Along with UMAP/tSNE plots, summary statistics, and marker genes. Single Cell Data Analysis on the T-Bioinfo Server also provides heatmaps and ridge plots highlighting differentially expressed genes for cells in each cluster compared to all other cluster cells. Not only this, but you can also visualize the expression levels through violin plots that are being generated to see the expression pattern across the clusters and feature plots for different lattice plots.
Finally integrating Celldex for human and mouse data researchers can obtain a collection of reference expression datasets. There’s also a possibility to manually annotate cell types for the clusters obtained based on the maker genes present. Interested to know more and get your data analyzed, feel free to contact us.
The standard approach to processing scRNA-Seq data has several inputs like barcodes, count matrix and features (genes). The data has to be “processed” – meaning it should be 1) Cleaned up, 2) Normalized, 3) Aanalyzed for highly variable features and adjusted for cell cycle heterogeneity. These methods have some variability, but they are made available through commonly used and updated packages like seurat (https://satijalab.org/seurat/index.html).
The T-BioInfo platform allows users to build intuitive pipelines on a user-friendly interface that simplifies the process and eliminates the need for large amounts of RAM and processing power that single cell RNA-Seq data ultimately requires. In addition, the pipeline builder stores all variables in a reference file to make completed pipelines easier to reproduce
The unsupervised analysis section provides several methods for clustering and visualization of unlabeled data. These algorithms are designed for data exploration through revealing groups of similar samples (clusters) without information of existing groups. Using these methods, unknown classes inherent in the data samples can be revealed by analyzing their similarities based on chosen input features.
Principal component analysis (PCA) is a statistical procedure that uses an orthogonal transformation to convert a set of observations of possibly correlated variables into a set of values of linearly uncorrelated variables called principal components. Therefore, PCA analysis plots gene profiles on a 2D plane, generating a visual graph where it is easy to see groups that are associated. Components are the underlying structure in the data.
K-means is one of the most widely used data clustering algorithms. In k-means we take a number of clusters k as an input parameter and randomly select k initial “cluster centroids” in the feature space. Then each data point is attributed to the cluster associated with the nearest centroid. After that, the position of each cluster centroid is updated to the mean of its assigned data points. After changing the position of the cluster centroids, some data points may be assigned to a new nearest cluster centroid, and the next iteration begins. The process continues until convergence (no data points are reassigned) or reaching a predefined stop condition (e.g., reaching maximum number of iterations). Note that k-means starts with random initialization, and thus different runs on the same data with the same parameters may give different results. This facet should be kept in mind and multiple runs of k-means should be performed with subsequent analysis of consistency of resulting clustering.

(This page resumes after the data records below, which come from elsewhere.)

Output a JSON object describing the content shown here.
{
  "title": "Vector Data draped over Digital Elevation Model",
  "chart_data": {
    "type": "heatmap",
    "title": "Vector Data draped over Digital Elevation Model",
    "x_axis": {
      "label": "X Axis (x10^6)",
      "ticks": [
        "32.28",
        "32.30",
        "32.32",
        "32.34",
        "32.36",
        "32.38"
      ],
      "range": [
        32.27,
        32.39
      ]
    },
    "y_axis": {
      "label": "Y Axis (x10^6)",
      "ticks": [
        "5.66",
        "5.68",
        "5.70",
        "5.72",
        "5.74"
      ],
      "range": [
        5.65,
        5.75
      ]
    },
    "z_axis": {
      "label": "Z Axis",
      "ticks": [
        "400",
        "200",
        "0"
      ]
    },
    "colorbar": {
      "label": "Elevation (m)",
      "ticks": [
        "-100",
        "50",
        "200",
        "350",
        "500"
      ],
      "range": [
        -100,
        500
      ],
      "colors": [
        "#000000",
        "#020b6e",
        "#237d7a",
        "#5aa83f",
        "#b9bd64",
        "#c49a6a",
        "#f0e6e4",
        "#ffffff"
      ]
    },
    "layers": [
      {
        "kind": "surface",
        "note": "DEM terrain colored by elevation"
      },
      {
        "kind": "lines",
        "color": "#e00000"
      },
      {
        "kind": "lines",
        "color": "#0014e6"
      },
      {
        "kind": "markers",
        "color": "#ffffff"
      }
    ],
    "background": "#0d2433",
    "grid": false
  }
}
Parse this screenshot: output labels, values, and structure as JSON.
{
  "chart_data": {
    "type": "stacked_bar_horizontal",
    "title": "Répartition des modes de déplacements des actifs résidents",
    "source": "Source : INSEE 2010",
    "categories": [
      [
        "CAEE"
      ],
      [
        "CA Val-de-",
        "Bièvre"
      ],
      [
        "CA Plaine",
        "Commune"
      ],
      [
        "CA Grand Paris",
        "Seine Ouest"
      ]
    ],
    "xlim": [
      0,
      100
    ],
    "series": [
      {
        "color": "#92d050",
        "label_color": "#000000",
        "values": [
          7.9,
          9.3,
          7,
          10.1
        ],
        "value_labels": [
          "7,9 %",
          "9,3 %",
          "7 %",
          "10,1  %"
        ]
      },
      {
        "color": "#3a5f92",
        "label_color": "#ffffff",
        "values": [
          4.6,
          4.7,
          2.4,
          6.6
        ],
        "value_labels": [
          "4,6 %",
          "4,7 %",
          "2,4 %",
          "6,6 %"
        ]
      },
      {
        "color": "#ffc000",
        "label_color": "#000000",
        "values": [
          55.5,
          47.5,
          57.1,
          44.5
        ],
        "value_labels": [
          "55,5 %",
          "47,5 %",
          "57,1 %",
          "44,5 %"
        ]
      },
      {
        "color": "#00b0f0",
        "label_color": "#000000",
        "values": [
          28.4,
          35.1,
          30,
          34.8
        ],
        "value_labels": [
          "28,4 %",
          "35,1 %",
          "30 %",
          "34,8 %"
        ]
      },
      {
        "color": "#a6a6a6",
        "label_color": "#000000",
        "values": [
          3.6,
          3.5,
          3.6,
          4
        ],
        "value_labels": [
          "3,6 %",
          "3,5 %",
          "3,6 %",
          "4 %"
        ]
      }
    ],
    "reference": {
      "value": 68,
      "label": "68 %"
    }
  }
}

BIRCH (balanced iterative reducing and clustering using hierarchies) is an unsupervised data mining algorithm used to perform hierarchical clustering over particularly large data-sets. With modifications, it can also be used to accelerate k-means clustering and Gaussian mixture modeling with the expectation–maximization algorithm.
An advantage of BIRCH is its ability to incrementally and dynamically cluster incoming, multi-dimensional metric data points in an attempt to produce the best quality clustering for a given set of resources (memory and time constraints). In most cases, BIRCH only requires a single scan of the database.